About 9 years ago I became a Mennonite and entered into the peace church tradition. For many Mennonites the Sunday before Remembrance Day is Peace Sunday. Buttons are handed out with the slogan “to remember is to work for peace.” Some people wear them as an addition to their poppy, others as an alternative. The idea is to widen the discussion around peacemaking and who needs to be included in our remembrance. In addition to the soldiers sacrifice we remember the civilian casualties the conscientious objectors and the peace activists. We remember our dead and our “enemy’s” dead. We remember that Jesus said “blessed are the peacemakers” and “love your enemies.” We remember that not all wars happen far away. We remember civil rights champions, indigenous land defenders, and environmental protectors. We also join in because peace is not the absence of the bad stuff it is the active stepping into what should be.
As I think about all these ideas of peace it also makes me think of the spirit of the city where I live. Something unique is happening in Hamilton, churches are working together. Ministries like GOHOP & True City have been living into a spirit of peace by putting aside the differences between churches and working together to learn from each other. This is not the norm in other communities. What is different in Hamilton?

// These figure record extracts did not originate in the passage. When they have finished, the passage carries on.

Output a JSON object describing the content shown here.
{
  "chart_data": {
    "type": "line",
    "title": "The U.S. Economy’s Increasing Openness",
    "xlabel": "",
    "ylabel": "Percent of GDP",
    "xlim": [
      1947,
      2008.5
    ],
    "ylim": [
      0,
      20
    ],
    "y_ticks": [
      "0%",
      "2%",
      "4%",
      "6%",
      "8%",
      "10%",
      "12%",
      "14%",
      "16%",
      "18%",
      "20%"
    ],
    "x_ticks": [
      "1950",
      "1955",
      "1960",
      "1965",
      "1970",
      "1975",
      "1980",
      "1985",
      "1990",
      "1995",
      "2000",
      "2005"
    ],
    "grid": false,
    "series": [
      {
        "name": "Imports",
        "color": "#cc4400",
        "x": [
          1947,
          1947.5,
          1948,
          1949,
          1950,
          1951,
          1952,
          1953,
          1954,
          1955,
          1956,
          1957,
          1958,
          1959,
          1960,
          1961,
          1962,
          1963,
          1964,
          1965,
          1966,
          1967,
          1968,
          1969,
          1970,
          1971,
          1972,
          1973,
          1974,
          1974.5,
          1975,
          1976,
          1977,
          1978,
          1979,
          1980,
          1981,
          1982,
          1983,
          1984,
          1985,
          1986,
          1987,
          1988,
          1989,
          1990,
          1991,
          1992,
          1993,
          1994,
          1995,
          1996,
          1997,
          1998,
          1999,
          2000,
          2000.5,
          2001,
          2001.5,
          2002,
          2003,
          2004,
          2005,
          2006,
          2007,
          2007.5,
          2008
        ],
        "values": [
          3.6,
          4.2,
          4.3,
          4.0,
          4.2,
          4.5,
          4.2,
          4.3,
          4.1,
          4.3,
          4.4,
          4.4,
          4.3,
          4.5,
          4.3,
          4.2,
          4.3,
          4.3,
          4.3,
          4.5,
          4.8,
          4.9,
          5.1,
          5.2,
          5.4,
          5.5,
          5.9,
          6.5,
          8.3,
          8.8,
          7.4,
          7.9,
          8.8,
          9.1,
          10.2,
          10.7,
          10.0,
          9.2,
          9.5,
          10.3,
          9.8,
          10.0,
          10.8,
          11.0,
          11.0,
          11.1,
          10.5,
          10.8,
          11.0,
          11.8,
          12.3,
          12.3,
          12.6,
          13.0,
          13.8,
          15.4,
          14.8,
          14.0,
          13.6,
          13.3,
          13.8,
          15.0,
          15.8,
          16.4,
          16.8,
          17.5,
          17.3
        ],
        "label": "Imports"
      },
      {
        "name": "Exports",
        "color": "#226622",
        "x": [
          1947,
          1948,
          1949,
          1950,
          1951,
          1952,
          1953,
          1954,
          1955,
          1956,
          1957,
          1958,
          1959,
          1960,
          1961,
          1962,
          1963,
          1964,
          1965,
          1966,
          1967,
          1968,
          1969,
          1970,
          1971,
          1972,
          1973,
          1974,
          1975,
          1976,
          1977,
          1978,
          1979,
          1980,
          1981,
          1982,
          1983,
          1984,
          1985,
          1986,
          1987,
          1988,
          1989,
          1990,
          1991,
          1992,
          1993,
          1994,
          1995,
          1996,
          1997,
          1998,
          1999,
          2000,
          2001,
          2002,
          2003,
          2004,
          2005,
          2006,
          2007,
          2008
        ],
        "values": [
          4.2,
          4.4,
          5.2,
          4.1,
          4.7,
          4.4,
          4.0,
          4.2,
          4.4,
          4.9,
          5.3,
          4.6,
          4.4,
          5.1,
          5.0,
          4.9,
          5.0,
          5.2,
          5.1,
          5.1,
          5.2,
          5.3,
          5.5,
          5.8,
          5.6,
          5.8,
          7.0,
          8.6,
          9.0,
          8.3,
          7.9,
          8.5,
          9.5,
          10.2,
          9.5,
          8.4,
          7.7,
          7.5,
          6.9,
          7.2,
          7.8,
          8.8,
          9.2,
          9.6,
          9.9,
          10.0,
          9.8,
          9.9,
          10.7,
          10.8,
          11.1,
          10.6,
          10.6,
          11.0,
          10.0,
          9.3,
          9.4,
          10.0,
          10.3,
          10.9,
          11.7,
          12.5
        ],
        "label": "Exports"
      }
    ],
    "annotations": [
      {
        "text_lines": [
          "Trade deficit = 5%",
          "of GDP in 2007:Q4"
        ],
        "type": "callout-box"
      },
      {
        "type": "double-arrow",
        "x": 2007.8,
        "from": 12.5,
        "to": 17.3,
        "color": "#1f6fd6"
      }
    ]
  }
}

It might be the land. Geography matters and some locations are “thin places” where there is a special connection to an aspect of the divine. In Hamilton that connection is tied to peace and sharing. Our city falls under the “dish with one spoon” wampum agreement. This “wampum was created to bind the Nations of the Haudenosaunee Confederacy to the Great Law of Peace. The Dish represents the shared land, while One Spoon reinforces the idea of sharing and peace.” (McMaster Land Acknowledgements Guide)
Churches and Christians who wonder why they have found this spiritual resonance with sharing and peace have tapped into the legacy of the land they live on. The Creator has been whispering a spirit of peace here for a long time. Now there is still a lot of work to do (especially in the area of truth & reconciliation) but that is where all these narratives come together because “to remember is to work for peace!”